Denise allontanata da Mazara via mare. L’ex pm Angioni ha ricevuto un nuovo documento

La pista investigativa era stata già battuta 17 anni fa ma senza alcun successo. Adesso un documento consegnato da due persone a Maria Angioni, l’ex pm di Marsala ai tempi del rapimento, riapre l’ipotesi che Denise Pipitone, scomparsa da Mazara il primo settembre del 2004, possa essere stata portava via utilizzando il mare. Secondo la Angioni, che fra l’altro è stata rinviata a giudizio per falsa testimonianza, il due settembre, all’indomani della scomparsa di Denise, due persone di Mazara del Vallo si sarebbero imbarcate da Trapani per Tunisi con una bambina, le cui generalità non sarebbero registrate negli uffici pubblici.  Il documento, in possesso della pm, attesterebbe che queste due persone sarebbero partite sulla motonave D’Abundoo dal porto di Trapani per Tunisi. Secondo alcuni controlli effettuati dall’ex pm Angioni, la bambina, nata a Ragusa e con le iniziali S.S., non esisterebbe. Insomma non esisterebbe persone con quelle iniziali collegate a quel codice fiscale che quindi sarebbe falso.

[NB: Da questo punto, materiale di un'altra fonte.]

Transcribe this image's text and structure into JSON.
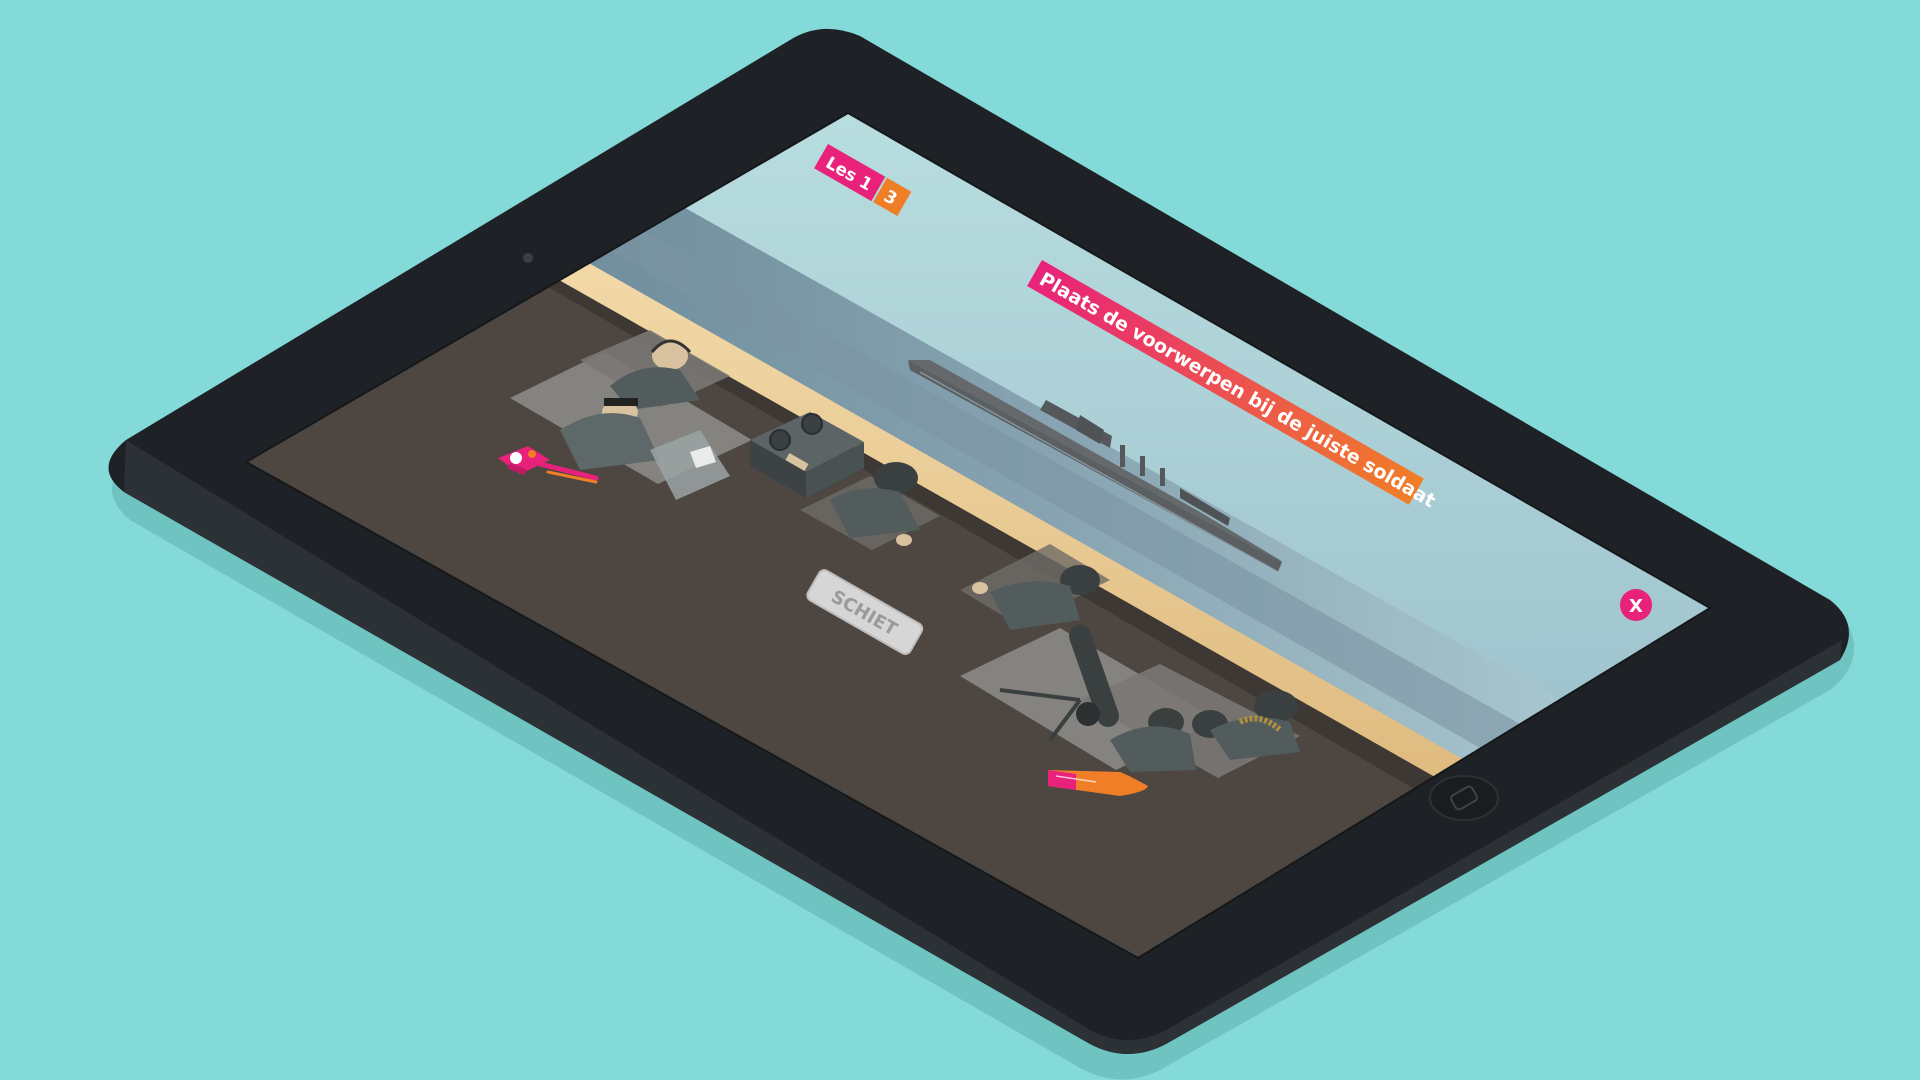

L’ex pm, che andrà a processo il prossimo 23 dicembre, ha puntato quindi il dito contro i mancati controlli nei porti. La piccola Denise sarebbe stata quindi portata a Trapani via mare, con un barchino, e poi probabilmente trasbordata su un’imbarcazione più grande. Quella del rapimento via barca è una pista già emersa in passato, sulla base delle dichiarazioni del testimone, il sordomuto Battista Della Chiave, che all’epoca dei fatti non venne ritenuto credibile. Oggi le sue dichiarazioni sono tornate ad avere un peso nelle indagini tant’è che risulta indagato, nella nuova inchiesta, Giuseppe della Chiave, proprio il nipote di Battista che lo aveva indicato a suo tempo. Con l’uomo è iscritta nel registro degli indagati anche Anna Corona, ex moglie di Piero Pulizzi, padre naturale di Denise Piptone, madre di Jessica, la ragazza, sorellastra della bimba scomparsa, che subì un lungo processo e che venne poi assolta.